Coming off a 2014 election that sent 59 freshmen into the House and features 239 members who had served three full terms or less when they were sworn into the 114th Congress, the coming election promises much less turnover. In the 2012 election cycle, 62 seats were open followed by another 47 in last November’s vote. (The figures count districts in which an incumbent was defeated in a primary.) So far this year, we see 20 open seats (10R; 10D), not including two vacant districts that were filled in 2015 special elections.
According to our own Ellis Insight political forecast, 234 seats are safe (182), likely (36), or lean (16) Republican, while Democrats see 179 districts coming their way: 155 in the safe category, 16 likely landing in their column, and seven more leaning in their direction.
Just six are currently considered Toss-ups, three held by Republicans, with the Democrats possessing an equal number. At least 17, however, are cast in the redistricting column and therefore not factored into the previous forecasting calculations. This number will undoubtedly grow, as the legislators and courts begin to make some extensive boundary changes, particularly in Florida. Right now, 10 Republican and seven Democratic seats are sure to be redrawn. The parties will keep most of the adjusted districts, but a relatively small number will change hands.
The half-dozen toss-up districts feature three open seat campaigns, the sprawling Arizona 1st district of Rep. Ann Kirkpatrick (D) who is running for the Senate, Rep. Patrick Murphy’s (D) Palm Beach County-anchored CD in Florida, and Pennsylvania Rep. Mike Fitzpatrick’s Bucks County 8th District. Like Kirkpatrick, Rep. Murphy is running for the Senate, while Rep.
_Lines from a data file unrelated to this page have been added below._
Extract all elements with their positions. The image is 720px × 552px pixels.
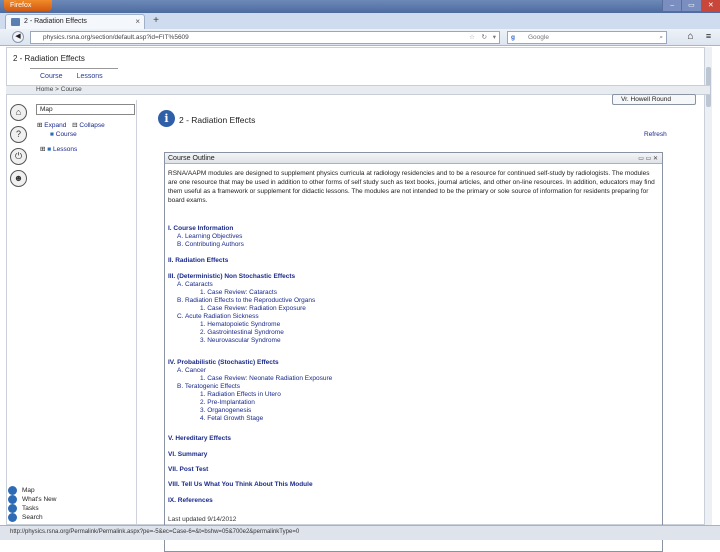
course-icon: ■ (50, 131, 54, 138)
outline-item[interactable]: IX. References (168, 497, 213, 504)
outline-header-title: Course Outline (168, 155, 215, 162)
tree-course-label[interactable]: Course (56, 131, 77, 138)
outline-item[interactable]: 2. Gastrointestinal Syndrome (200, 329, 284, 336)
outline-item[interactable]: 3. Organogenesis (200, 407, 251, 414)
outline-intro: RSNA/AAPM modules are designed to supple… (168, 170, 655, 204)
browser-tab[interactable]: 2 - Radiation Effects × (5, 14, 145, 29)
last-updated: Last updated 9/14/2012 (168, 516, 237, 523)
vertical-scrollbar[interactable] (704, 47, 712, 525)
info-icon: i (158, 110, 175, 127)
course-outline-panel: Course Outline ▭ ▭ ✕ RSNA/AAPM modules a… (164, 152, 663, 552)
tree-item-course[interactable]: ■ Course (50, 131, 77, 138)
tree-item-lessons[interactable]: ⊞ ■ Lessons (40, 145, 77, 153)
url-dropdown-icon[interactable]: ▾ (493, 32, 496, 43)
outline-item[interactable]: B. Teratogenic Effects (177, 383, 240, 390)
outline-item[interactable]: A. Cancer (177, 367, 206, 374)
expand-collapse-row: ⊞ Expand ⊟ Collapse (37, 121, 105, 129)
bottom-link-tasks[interactable]: Tasks (8, 504, 39, 513)
bottom-link-map[interactable]: Map (8, 486, 35, 495)
outline-item[interactable]: 1. Hematopoietic Syndrome (200, 321, 280, 328)
outline-item[interactable]: VIII. Tell Us What You Think About This … (168, 481, 313, 488)
search-icon (8, 513, 17, 522)
outline-item[interactable]: B. Radiation Effects to the Reproductive… (177, 297, 315, 304)
bookmark-star-icon[interactable]: ☆ (469, 32, 475, 43)
nav-lessons-link[interactable]: Lessons (77, 69, 103, 84)
outline-item[interactable]: 1. Case Review: Neonate Radiation Exposu… (200, 375, 332, 382)
page-title: 2 - Radiation Effects (179, 115, 256, 125)
back-button[interactable]: ◀ (12, 31, 24, 43)
outline-item[interactable]: 4. Fetal Growth Stage (200, 415, 263, 422)
expand-icon[interactable]: ⊞ (37, 122, 42, 129)
nav-course-link[interactable]: Course (40, 69, 63, 84)
tab-close-icon[interactable]: × (135, 15, 140, 29)
breadcrumb-bar (6, 85, 710, 95)
outline-item[interactable]: B. Contributing Authors (177, 241, 244, 248)
power-icon[interactable]: ⏻ (10, 148, 27, 165)
page-favicon-icon (11, 18, 20, 26)
tab-title: 2 - Radiation Effects (24, 18, 87, 25)
home-icon[interactable]: ⌂ (10, 104, 27, 121)
outline-item[interactable]: 3. Neurovascular Syndrome (200, 337, 281, 344)
search-icon[interactable]: ⌕ (659, 32, 663, 43)
outline-item[interactable]: C. Acute Radiation Sickness (177, 313, 259, 320)
folder-icon: ■ (47, 146, 52, 153)
app-title: 2 - Radiation Effects (13, 54, 85, 63)
search-bar[interactable]: g Google ⌕ (507, 31, 667, 44)
expand-node-icon[interactable]: ⊞ (40, 146, 45, 153)
reload-icon[interactable]: ↻ (482, 32, 487, 43)
outline-item[interactable]: V. Hereditary Effects (168, 435, 231, 442)
collapse-link[interactable]: Collapse (79, 122, 104, 129)
home-icon[interactable]: ⌂ (684, 30, 697, 43)
tab-strip: 2 - Radiation Effects × + (0, 13, 720, 29)
top-nav: Course Lessons (30, 68, 118, 84)
breadcrumb[interactable]: Home > Course (36, 86, 82, 93)
outline-item[interactable]: 1. Case Review: Cataracts (200, 289, 277, 296)
outline-item[interactable]: 2. Pre-Implantation (200, 399, 255, 406)
outline-item[interactable]: III. (Deterministic) Non Stochastic Effe… (168, 273, 295, 280)
outline-item[interactable]: 1. Radiation Effects in Utero (200, 391, 281, 398)
map-select[interactable]: Map (36, 104, 135, 115)
minimize-button[interactable]: – (662, 0, 682, 11)
bottom-link-search[interactable]: Search (8, 513, 43, 522)
map-icon (8, 486, 17, 495)
search-placeholder: Google (528, 34, 549, 41)
window-controls: – ▭ ✕ (662, 0, 720, 11)
google-icon: g (511, 34, 515, 41)
navigation-toolbar: ◀ physics.rsna.org/section/default.asp?i… (0, 29, 720, 46)
outline-item[interactable]: A. Cataracts (177, 281, 213, 288)
outline-item[interactable]: VII. Post Test (168, 466, 208, 473)
status-bar: http://physics.rsna.org/Permalink/Permal… (0, 525, 720, 540)
refresh-link[interactable]: Refresh (644, 131, 667, 138)
bottom-link-whats-new[interactable]: What's New (8, 495, 56, 504)
help-icon[interactable]: ? (10, 126, 27, 143)
outline-item[interactable]: II. Radiation Effects (168, 257, 228, 264)
outline-item[interactable]: VI. Summary (168, 451, 207, 458)
new-tab-button[interactable]: + (150, 14, 162, 28)
outline-item[interactable]: IV. Probabilistic (Stochastic) Effects (168, 359, 279, 366)
user-icon[interactable]: ☻ (10, 170, 27, 187)
title-bar: Firefox – ▭ ✕ (0, 0, 720, 13)
firefox-menu-button[interactable]: Firefox (4, 0, 52, 11)
close-window-button[interactable]: ✕ (700, 0, 720, 11)
outline-header: Course Outline ▭ ▭ ✕ (165, 153, 662, 164)
main-panel: i 2 - Radiation Effects Refresh Course O… (145, 100, 705, 552)
side-icon-rail: ⌂ ? ⏻ ☻ (8, 100, 30, 190)
collapse-icon[interactable]: ⊟ (72, 122, 77, 129)
expand-link[interactable]: Expand (44, 122, 66, 129)
url-bar[interactable]: physics.rsna.org/section/default.asp?id=… (30, 31, 500, 44)
outline-item[interactable]: A. Learning Objectives (177, 233, 242, 240)
panel-controls-icon[interactable]: ▭ ▭ ✕ (638, 154, 658, 165)
maximize-button[interactable]: ▭ (681, 0, 701, 11)
toolbar-menu-icon[interactable]: ≡ (702, 30, 715, 43)
tree-lessons-label[interactable]: Lessons (53, 146, 77, 153)
tasks-icon (8, 504, 17, 513)
outline-item[interactable]: I. Course Information (168, 225, 233, 232)
left-panel: Map ⊞ Expand ⊟ Collapse ■ Course ⊞ ■ Les… (34, 100, 137, 530)
outline-item[interactable]: 1. Case Review: Radiation Exposure (200, 305, 306, 312)
whats-new-icon (8, 495, 17, 504)
url-text: physics.rsna.org/section/default.asp?id=… (43, 34, 189, 41)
Fitzpatrick is retiring after serving four non-consecutive terms.
Three incumbents are likely to fight razor-thin re-election campaigns. Illinois Rep. Bob Dold (R-IL-10), who was first elected in 2010 but lost in the presidential year of 2012 with Illinois favorite son Barack Obama leading the top of the ticket, will likely see a re-match with former Rep. Brad Schneider (D).
Freshman Rep. Rod Blum (R-IA-1) converted the most Democratic district in Iowa last November in a major upset. He may again draw the man he defeated in that election, former state Rep. Patrick Murphy (D), but the latter is no guarantee for the Democratic nomination. The increased presidential turnout, and the lack of national party support because he refused to support Speaker John Boehner for re-election, makes Blum highly vulnerable.
Finally, freshman Democratic Rep. Brad Ashford, who defeated veteran Nebraska Rep. Lee Terry (R-NE-2) last November, is also highly endangered. Not concentrating on fundraising during his first months in Congress has left him in a bit of a campaign hole. Republicans view this swing district as possibly their top national conversion target.
Two Republican seats are already in the Lean Democratic category. Nevada freshman Rep. Cresent Hardy (R-NV-4) will have a difficult time holding his central state district in a presidential year. Already several top Democrats are lining up to challenge him.
With bad publicity and division existing within the party ranks relating to Rep. Frank Guinta’s (R) FEC violation and fine, and whose eastern New Hampshire district has proven to be the most volatile seat in country since 2006, the congressman must be considered an underdog for re-election, yet again. He was first elected in 2010, but lost in 2012 only to return last November.
Other races are sure to develop as the election cycle progresses, but the quiet early start certainly rings a positive note for majority Republicans.